For controlling illegal trade in wildlife parts and products in Southeast Asia, WII has initiated the work of establishing Wildlife Forensic Facility for proper implementation of Indian Wildlife (Protection) Act-1972. More than 500 wildlife offences have so far been referred by various agencies such as Forest, DRI, Courts, CBI, police and others. Most of the cases are of hair, wool, fur, skins, shawls, bones, claws, canine, antler, horn and others. In view of recent increase in number of meat related cases, we have established Wildlife Forensic DNA facility.

In the present talk, we discuss the initiatives undertaken for dealing meat related cases which can only be solved by DNA based techniques and characterization of four mongoose species based on hair characteristics. It has been globally accepted that there is a need for standardization of DNA extraction and PCR optimization protocols for the wildlife forensic materials, which are degraded and exposed to long-term environmental conditions. We tried three different methods for DNA extraction viz, phenol chloroform (PC), Chelex and commercial kits (Qaigen, Germany). The biological sample used for DNA extraction were hair, fresh tissue, blood, cooked meat, feathers, bear bile, musk pod & degraded meat. Successful DNA extraction from blood, meat and hair samples were in order of Qaigen>Chelex>PC whereas in case of hair samples, PC as well as Chelex were satisfactorily good.

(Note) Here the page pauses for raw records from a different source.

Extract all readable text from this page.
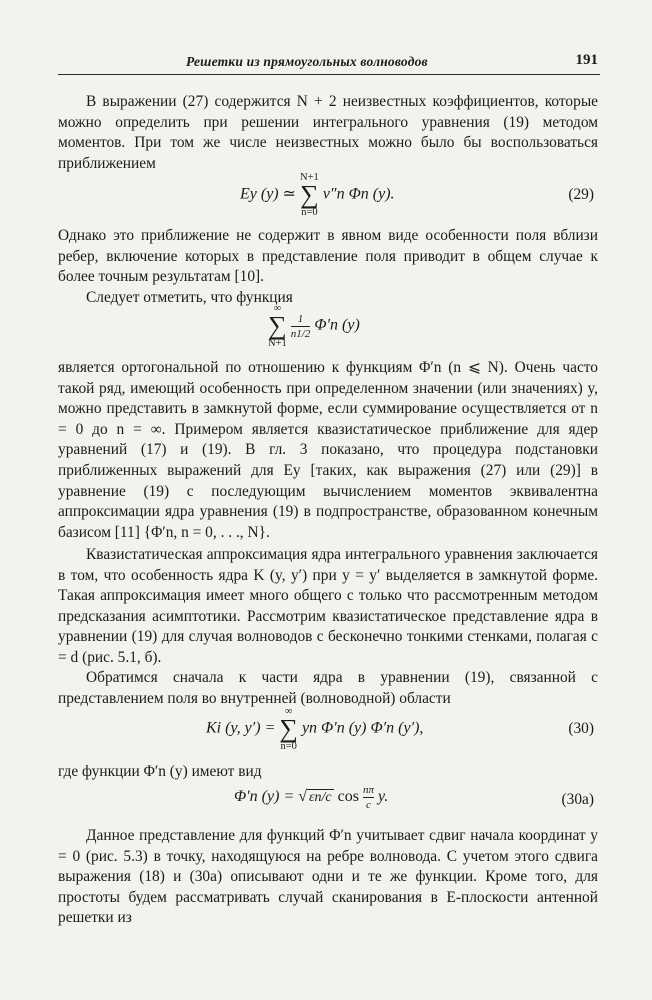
Решетки из прямоугольных волноводов	191
В выражении (27) содержится N + 2 неизвестных коэффициентов, которые можно определить при решении интегрального уравнения (19) методом моментов. При том же числе неизвестных можно было бы воспользоваться приближением
Ey (y) ≃
N+1
∑
n=0
v″n Φn (y).	(29)
Однако это приближение не содержит в явном виде особенности поля вблизи ребер, включение которых в представление поля приводит в общем случае к более точным результатам [10].
Следует отметить, что функция
∞
∑
N+1
$\frac{1}{n1/2} \Phi'n$ (y)
является ортогональной по отношению к функциям Φ′n (n ⩽ N). Очень часто такой ряд, имеющий особенность при определенном значении (или значениях) y, можно представить в замкнутой форме, если суммирование осуществляется от n = 0 до n = ∞. Примером является квазистатическое приближение для ядер уравнений (17) и (19). В гл. 3 показано, что процедура подстановки приближенных выражений для Ey [таких, как выражения (27) или (29)] в уравнение (19) с последующим вычислением моментов эквивалентна аппроксимации ядра уравнения (19) в подпространстве, образованном конечным базисом [11] {Φ′n, n = 0, . . ., N}.
Квазистатическая аппроксимация ядра интегрального уравнения заключается в том, что особенность ядра K (y, y′) при y = y′ выделяется в замкнутой форме. Такая аппроксимация имеет много общего с только что рассмотренным методом предсказания асимптотики. Рассмотрим квазистатическое представление ядра в уравнении (19) для случая волноводов с бесконечно тонкими стенками, полагая c = d (рис. 5.1, б).
Обратимся сначала к части ядра в уравнении (19), связанной с представлением поля во внутренней (волноводной) области
Ki (y, y′) =
∞
∑
n=0
yn Φ′n (y) Φ′n (y′),	(30)
где функции Φ′n (y) имеют вид
Φ′n (y) = √ εn/c $\cos \frac{n\pi}{c} y$.	(30а)
Данное представление для функций Φ′n учитывает сдвиг начала координат y = 0 (рис. 5.3) в точку, находящуюся на ребре волновода. С учетом этого сдвига выражения (18) и (30а) описывают одни и те же функции. Кроме того, для простоты будем рассматривать случай сканирования в E-плоскости антенной решетки из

During PCR amplification (n=184), 53% of DNA from these samples did not amplify. Of the remaining amplified samples (n=97), 47% resulted in good amplification (++), 35% gave faint product (+), and 8% very faint (-). The PCR amplification success rate with conserved regions of vertebrate mitochondrial cytochrome b gene (359 bp) using DNA extracted from sambar, chital and mongoose by various methods was in the order of Qaigen>PC>Chelex.

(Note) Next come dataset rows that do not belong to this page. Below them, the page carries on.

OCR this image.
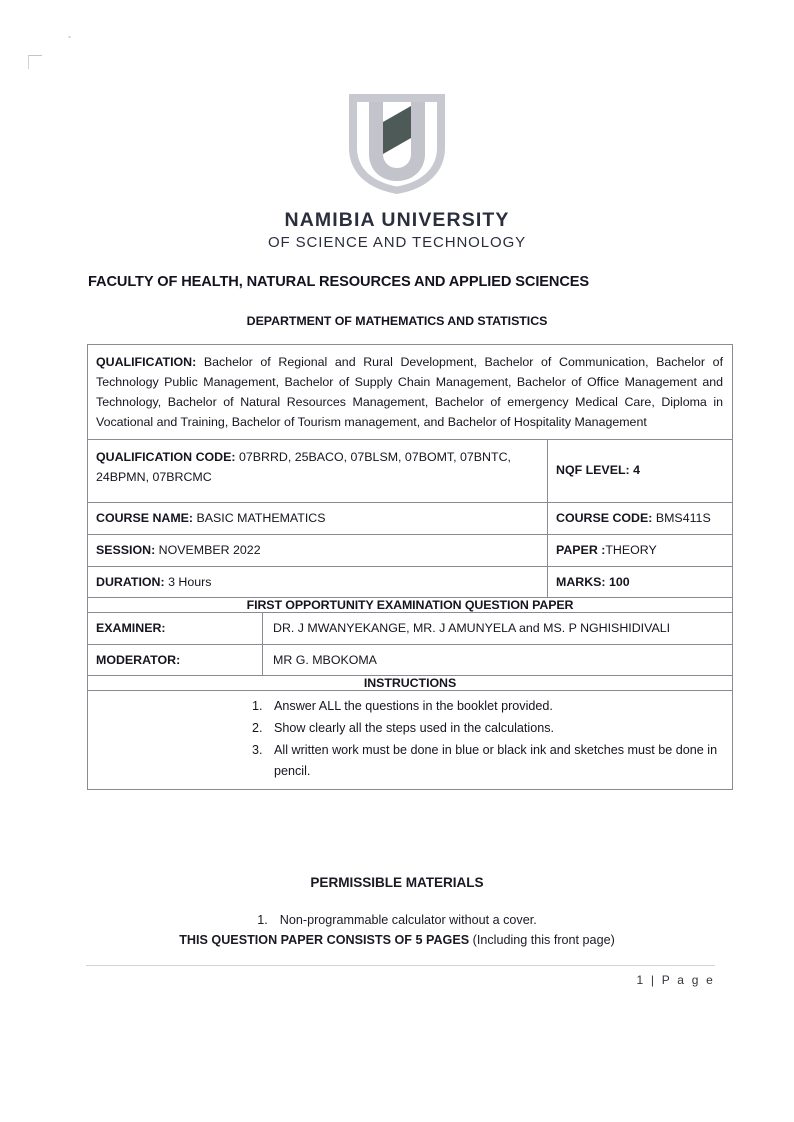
NAMIBIA UNIVERSITY
OF SCIENCE AND TECHNOLOGY
FACULTY OF HEALTH, NATURAL RESOURCES AND APPLIED SCIENCES
DEPARTMENT OF MATHEMATICS AND STATISTICS
QUALIFICATION: Bachelor of Regional and Rural Development, Bachelor of Communication, Bachelor of Technology Public Management, Bachelor of Supply Chain Management, Bachelor of Office Management and Technology, Bachelor of Natural Resources Management, Bachelor of emergency Medical Care, Diploma in Vocational and Training, Bachelor of Tourism management, and Bachelor of Hospitality Management		

QUALIFICATION CODE: 07BRRD, 25BACO, 07BLSM, 07BOMT, 07BNTC, 24BPMN, 07BRCMC		NQF LEVEL: 4

COURSE NAME: BASIC MATHEMATICS		COURSE CODE: BMS411S

SESSION: NOVEMBER 2022		PAPER :THEORY

DURATION: 3 Hours		MARKS: 100

FIRST OPPORTUNITY EXAMINATION QUESTION PAPER		

EXAMINER:	DR. J MWANYEKANGE, MR. J AMUNYELA and MS. P NGHISHIDIVALI	

MODERATOR:	MR G. MBOKOMA	

INSTRUCTIONS		

1. Answer ALL the questions in the booklet provided.
2. Show clearly all the steps used in the calculations.
3. All written work must be done in blue or black ink and sketches must be done in pencil.
PERMISSIBLE MATERIALS
1. Non-programmable calculator without a cover.
THIS QUESTION PAPER CONSISTS OF 5 PAGES (Including this front page)
1 | P a g e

We used six restriction enzymes viz,.Hae III, Alu I,Rsa I,Msp I,EcoR I and Hind III and the success rate of restriction digestion in relation to the above mentioned extracted methods was in the order of Qaigen (90%) > Chelex (75%) > PC (55%). Data on Sambar (Cervus unicolor), Chital (Axis axis) and mongoose indicates that it is possible to differentiate these species using the restriction enzymes Hae III, Msp I and Rsa I. Another DNA technique RAPD (Random amplified Polymorphic DNA) was tried for 17 samples and success in RAPD from samples extracted by various DNA methods was in the order of Qaigen (75%) > PC(25%) > Chelex(0%).